Giffords pleads to US Congress to reduce deadly gun violence
AFP and ReutersWASHINGTON -- Ex-lawmaker and shooting victim Gabrielle Giffords made a dramatic appeal to Congress Wednesday, telling lawmakers “you must act” to find ways to reduce the epidemic of U.S. gun violence.
February 1, 2013, 1:01 am TWN
Democrat Giffords came face to face at a Senate hearing with leaders of the National Rifle Association, who reiterated their call for arming security forces at schools.
“Violence is a big problem. Too many children are dying,” said Giffords, a former congresswoman who was shot in the head two years ago at a massacre in her Arizona district.
“We must do something. It will be hard, but the time is now,” she told a hushed Senate Judiciary Committee hearing, speaking in the slow, labored voice that has marked her speech since her recovery.
“You must act,” she pleaded, staring down the panel of senators. “Be bold, be courageous. Americans are counting on you.”
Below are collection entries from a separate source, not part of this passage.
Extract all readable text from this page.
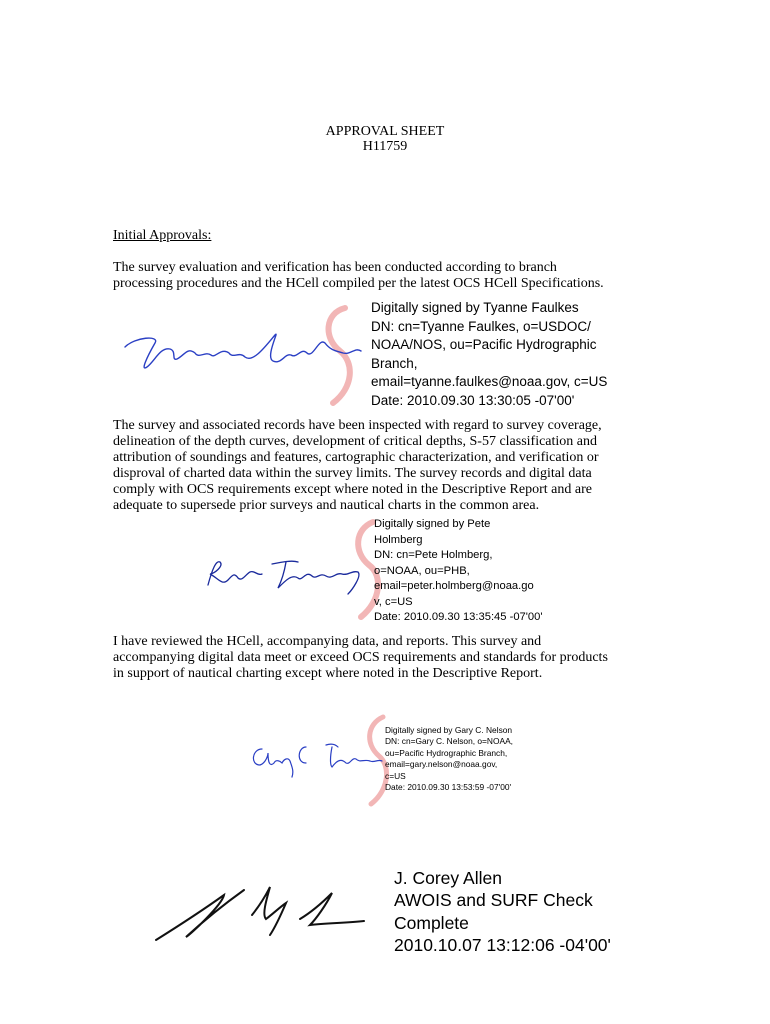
APPROVAL SHEET
H11759
Initial Approvals:
The survey evaluation and verification has been conducted according to branch
processing procedures and the HCell compiled per the latest OCS HCell Specifications.
Digitally signed by Tyanne Faulkes
DN: cn=Tyanne Faulkes, o=USDOC/
NOAA/NOS, ou=Pacific Hydrographic
Branch,
email=tyanne.faulkes@noaa.gov, c=US
Date: 2010.09.30 13:30:05 -07'00'
The survey and associated records have been inspected with regard to survey coverage,
delineation of the depth curves, development of critical depths, S-57 classification and
attribution of soundings and features, cartographic characterization, and verification or
disproval of charted data within the survey limits. The survey records and digital data
comply with OCS requirements except where noted in the Descriptive Report and are
adequate to supersede prior surveys and nautical charts in the common area.
Digitally signed by Pete
Holmberg
DN: cn=Pete Holmberg,
o=NOAA, ou=PHB,
email=peter.holmberg@noaa.go
v, c=US
Date: 2010.09.30 13:35:45 -07'00'
I have reviewed the HCell, accompanying data, and reports. This survey and
accompanying digital data meet or exceed OCS requirements and standards for products
in support of nautical charting except where noted in the Descriptive Report.
Digitally signed by Gary C. Nelson
DN: cn=Gary C. Nelson, o=NOAA,
ou=Pacific Hydrographic Branch,
email=gary.nelson@noaa.gov,
c=US
Date: 2010.09.30 13:53:59 -07'00'
J. Corey Allen
AWOIS and SURF Check
Complete
2010.10.07 13:12:06 -04'00'
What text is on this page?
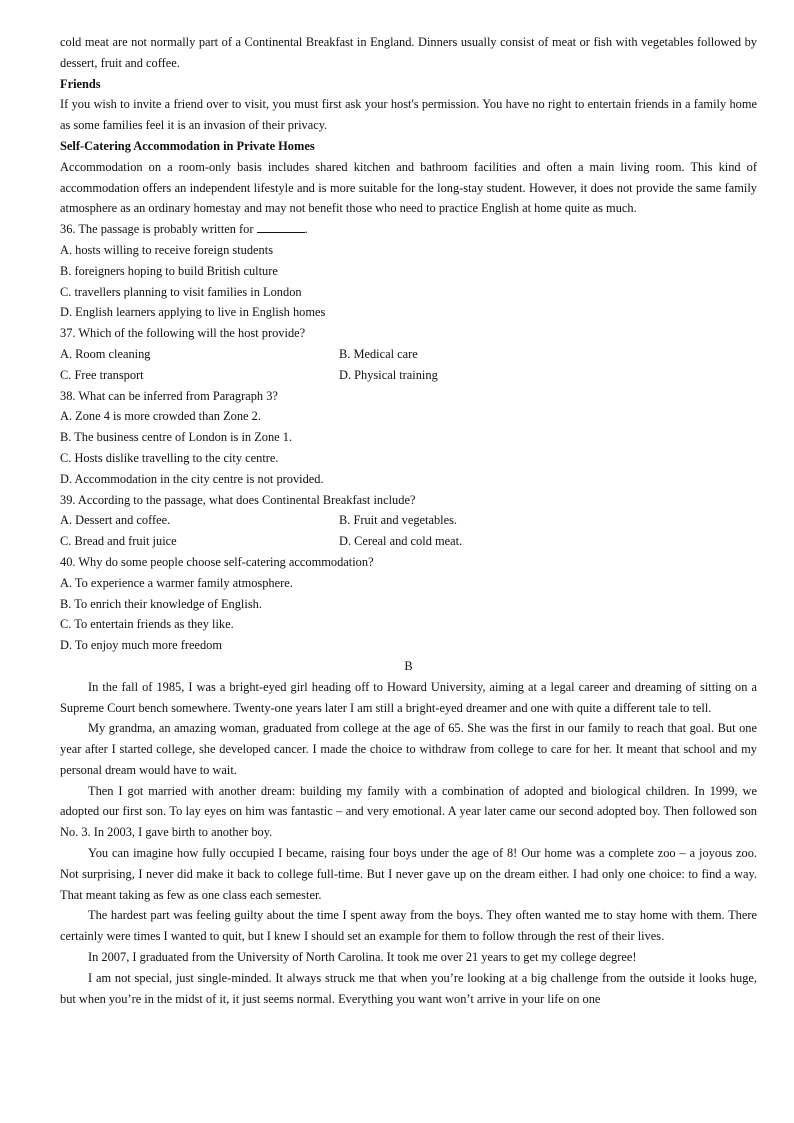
cold meat are not normally part of a Continental Breakfast in England. Dinners usually consist of meat or fish with vegetables followed by dessert, fruit and coffee.

Friends

If you wish to invite a friend over to visit, you must first ask your host's permission. You have no right to entertain friends in a family home as some families feel it is an invasion of their privacy.

Self-Catering Accommodation in Private Homes

Accommodation on a room-only basis includes shared kitchen and bathroom facilities and often a main living room. This kind of accommodation offers an independent lifestyle and is more suitable for the long-stay student. However, it does not provide the same family atmosphere as an ordinary homestay and may not benefit those who need to practice English at home quite as much.

36. The passage is probably written for	.

A. hosts willing to receive foreign students

B. foreigners hoping to build British culture

C. travellers planning to visit families in London

D. English learners applying to live in English homes

37. Which of the following will the host provide?

A. Room cleaning	B. Medical care
C. Free transport	D. Physical training

38. What can be inferred from Paragraph 3?

A. Zone 4 is more crowded than Zone 2.

B. The business centre of London is in Zone 1.

C. Hosts dislike travelling to the city centre.

D. Accommodation in the city centre is not provided.

39. According to the passage, what does Continental Breakfast include?

A. Dessert and coffee.	B. Fruit and vegetables.
C. Bread and fruit juice	D. Cereal and cold meat.

40. Why do some people choose self-catering accommodation?

A. To experience a warmer family atmosphere.

B. To enrich their knowledge of English.

C. To entertain friends as they like.

D. To enjoy much more freedom

B

In the fall of 1985, I was a bright-eyed girl heading off to Howard University, aiming at a legal career and dreaming of sitting on a Supreme Court bench somewhere. Twenty-one years later I am still a bright-eyed dreamer and one with quite a different tale to tell.

My grandma, an amazing woman, graduated from college at the age of 65. She was the first in our family to reach that goal. But one year after I started college, she developed cancer. I made the choice to withdraw from college to care for her. It meant that school and my personal dream would have to wait.

Then I got married with another dream: building my family with a combination of adopted and biological children. In 1999, we adopted our first son. To lay eyes on him was fantastic – and very emotional. A year later came our second adopted boy. Then followed son No. 3. In 2003, I gave birth to another boy.

You can imagine how fully occupied I became, raising four boys under the age of 8! Our home was a complete zoo – a joyous zoo. Not surprising, I never did make it back to college full-time. But I never gave up on the dream either. I had only one choice: to find a way. That meant taking as few as one class each semester.

The hardest part was feeling guilty about the time I spent away from the boys. They often wanted me to stay home with them. There certainly were times I wanted to quit, but I knew I should set an example for them to follow through the rest of their lives.

In 2007, I graduated from the University of North Carolina. It took me over 21 years to get my college degree!

I am not special, just single-minded. It always struck me that when you’re looking at a big challenge from the outside it looks huge, but when you’re in the midst of it, it just seems normal. Everything you want won’t arrive in your life on one
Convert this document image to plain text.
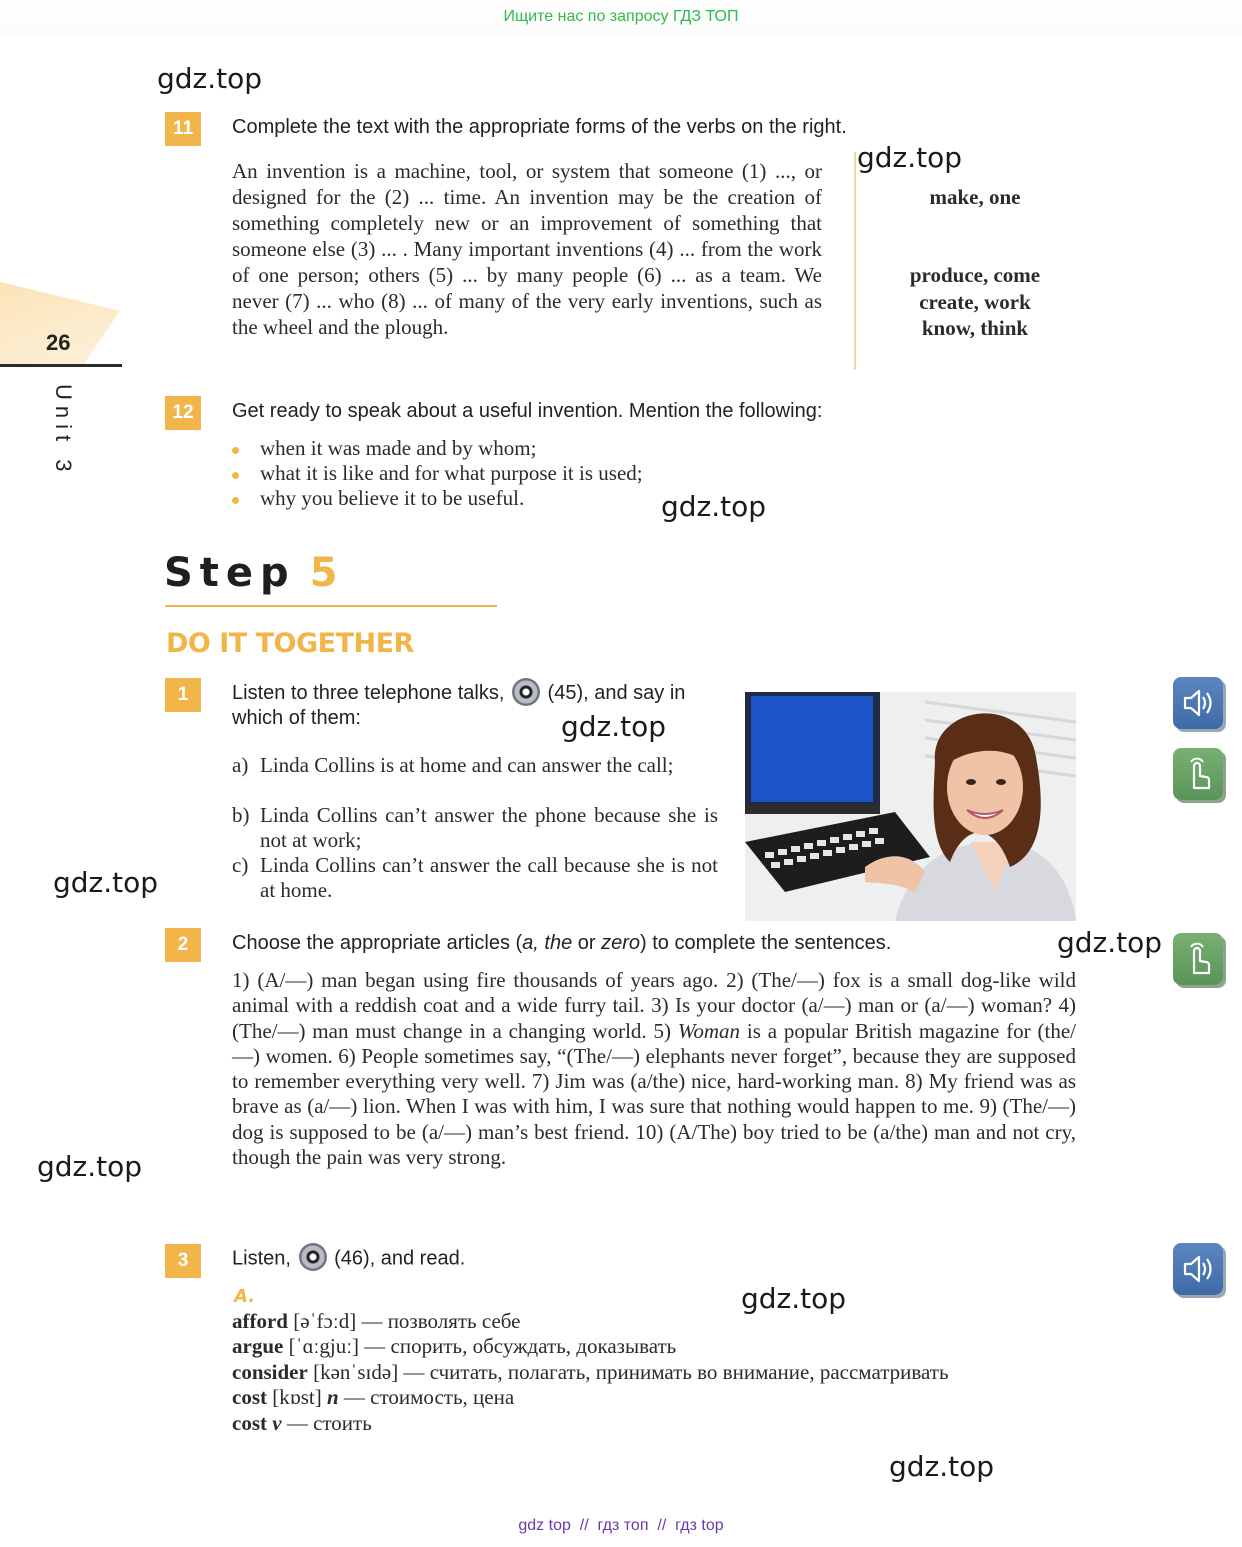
Ищите нас по запросу ГДЗ ТОП
26
Unit 3
gdz.top
gdz.top
gdz.top
gdz.top
gdz.top
gdz.top
gdz.top
gdz.top
gdz.top
11	Complete the text with the appropriate forms of the verbs on the right.
An invention is a machine, tool, or system that someone (1) ..., or designed for the (2) ... time. An invention may be the creation of something completely new or an improvement of something that someone else (3) ... . Many important inventions (4) ... from the work of one person; others (5) ... by many people (6) ... as a team. We never (7) ... who (8) ... of many of the very early inventions, such as the wheel and the plough.
make, one
produce, come
create, work
know, think
12	Get ready to speak about a useful invention. Mention the following:
when it was made and by whom;
what it is like and for what purpose it is used;
why you believe it to be useful.
Step 5
DO IT TOGETHER
1	Listen to three telephone talks, (45), and say in
which of them:
a) Linda Collins is at home and can answer the call;
b) Linda Collins can’t answer the phone because she is not at work;
c) Linda Collins can’t answer the call because she is not at home.
2	Choose the appropriate articles (a, the or zero) to complete the sentences.
1) (A/—) man began using fire thousands of years ago. 2) (The/—) fox is a small dog-like wild animal with a reddish coat and a wide furry tail. 3) Is your doctor (a/—) man or (a/—) woman? 4) (The/—) man must change in a changing world. 5) Woman is a popular British magazine for (the/—) women. 6) People sometimes say, “(The/—) elephants never forget”, because they are supposed to remember everything very well. 7) Jim was (a/the) nice, hard-working man. 8) My friend was as brave as (a/—) lion. When I was with him, I was sure that nothing would happen to me. 9) (The/—) dog is supposed to be (a/—) man’s best friend. 10) (A/The) boy tried to be (a/the) man and not cry, though the pain was very strong.
3	Listen, (46), and read.
A.
afford [əˈfɔːd] — позволять себе
argue [ˈɑːgjuː] — спорить, обсуждать, доказывать
consider [kənˈsɪdə] — считать, полагать, принимать во внимание, рассматривать
cost [kɒst] n — стоимость, цена
cost v — стоить
gdz top  //  гдз топ  //  гдз top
Escorted into the room by her husband, retired astronaut Mark Kelly, Giffords was a surprise witness at the year's first congressional hearing on the causes of and possible solutions for gun violence.
It comes six weeks after a gunman killed 20 small children and six adults at an elementary school in Newtown, Connecticut.
The hearing pitted Giffords, who was to meet privately with President Barack Obama later Wednesday at the White House, against fellow witness Wayne LaPierre, the NRA's executive vice president and the gun lobby's leading voice.
“Proposing more gun control laws — while failing to enforce the thousands we already have — is not a serious solution to reducing crime,” LaPierre said.
“Law-abiding gun owners will not accept blame for the acts of violent or deranged criminals,” he added. “Nor do we believe the government should dictate what we can lawfully own and use to protect our families.”
Kelly Recounts Shooting
Kelly pushed for gun-control measures on Wednesday by recalling in chilling detail the massacre that nearly killed his wife.
During a discussion of whether limiting gun buyers to ammunition clips with 10 rounds or less would violate their right to bear arms, Kelly told lawmakers why he believed limiting ammunition clips would save lives.
“On January 8th of 2011, a young man walked up to Gabby at her constituent event in Tucson, leveled his gun and shot her through the head,” Kelly said, referring to gunman Jared Loughner.